The proposal to scrap the GVD and introduce the new ULED was opposed by 59% of respondents, the decision to axe over the counter payments was opposed by 53% and increasing the penalty was opposed by 50%.

13% of respondents claimed the penalty charge increase was “an unjustifiable way of TfL raising revenue”.

The proposals received greater backing from stakeholder organisations, including bodies under the Mayor’s control and local councils, who were also consulted.

The Mayor’s briefing states that although the Greener Vehicle Discount (GVD), introduced by his administration in 2010 “increased the proportion of lower emission cars using the zone by around 30%,” it also “caused additional congestion valued at around £1.5m net in 2011.”

The report warns that if the current exemption remained in place, “up to 6,000 GVD eligible cars could be seen in the zone daily by the end of 2013”.

When the changes were announced, a City Hall spokesperson said they were “in line with the Mayor’s aim to improve air quality in London by reducing emissions from private vehicles”.

However the briefing says replacing the GVD with the Ultra Low Emission Discount is “likely to lead to a small reduction in air pollutant emissions” but that “the effect of the proposals would not be significant given the small size of the impact.”
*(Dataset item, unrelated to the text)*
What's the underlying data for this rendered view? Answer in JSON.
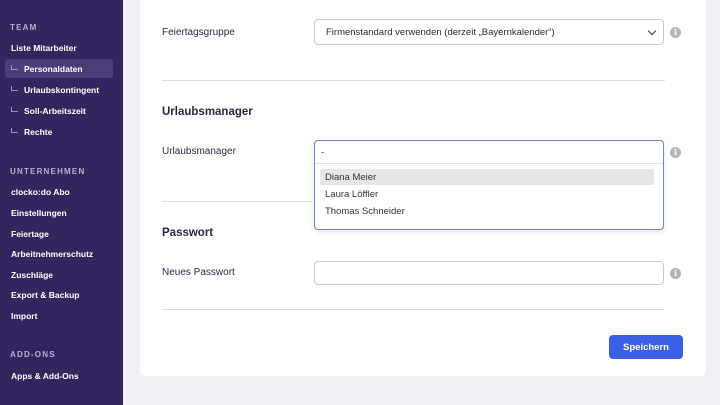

Commenting on the briefing note, Simon Birkett, Founder and Director of the Clean Air in London campaign, said: “This new information shows again what a catastrophic mistake it was for Boris to incentivise the purchase of vehicles emitting carcinogenic diesel exhaust. Boris does not seem to understand the difference between greenhouse gases (e.g. carbon dioxide) and air pollutants that kill people and cause asthma in children and COPD in adults (e.g. dangerous airborne particles and nitrogen dioxide).
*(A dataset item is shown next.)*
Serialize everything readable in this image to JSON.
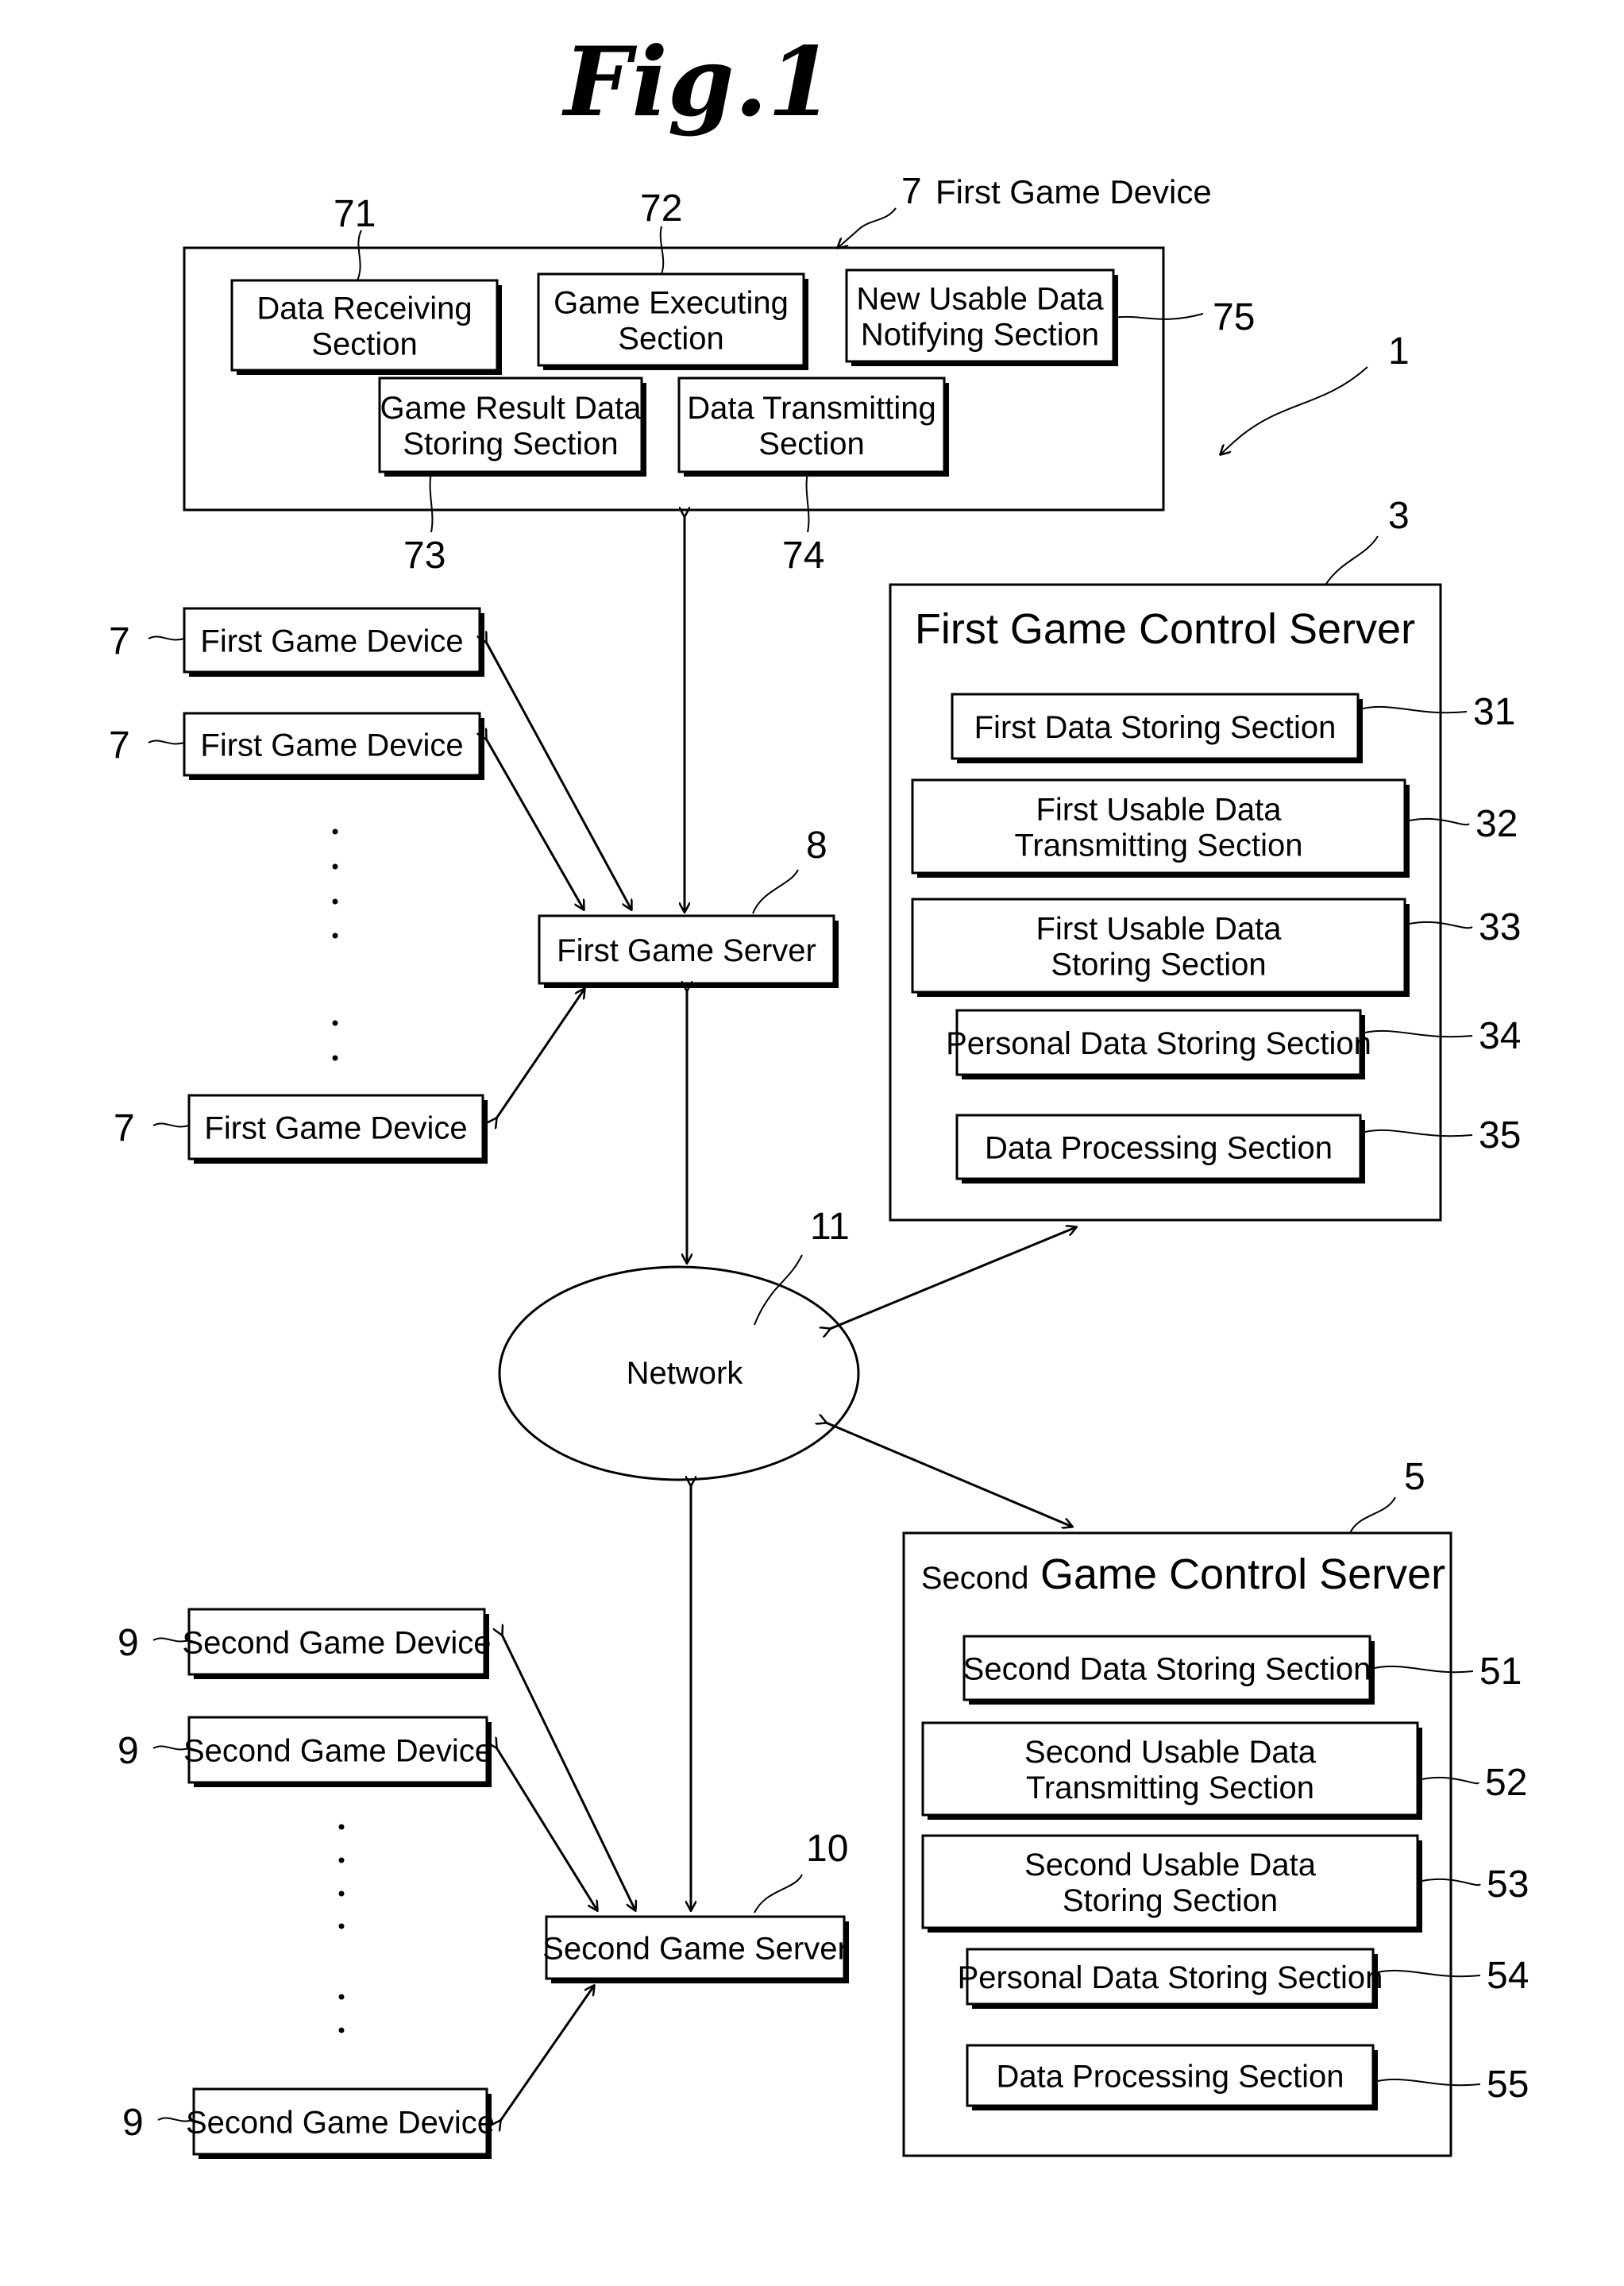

“Worse, by giving long notice of the changes and extending the sunset period for a year, Boris is encouraging a short-term surge in the sales of diesel vehicles. London needs fewer and cleaner vehicles and truly ‘technology neutral’ policies that consider air pollution holistically not just carbon dioxide.”

Jenny Jones, Green party member of the London Assembly, commented: “There was no mention prior to the Mayor being elected of these extra costs and increased charges. I have no problem with the Mayor making sensible changes, but I think that a lot of people will feel that Boris is hitting them in the pocket without any prior warning.”

Commenting on this report, John Mason, Transport for London’s Director responsible for Congestion Charging, said: “The objective of these changes is to make the Congestion Charge scheme greener and more efficient, not to raise revenue.

“Any net revenue from the Congestion Charge is reinvested directly into the capital’s transport infrastructure. We have clearly listened to concerns raised in the consultation, for example by extending the sunset period for people that will lose their discount.”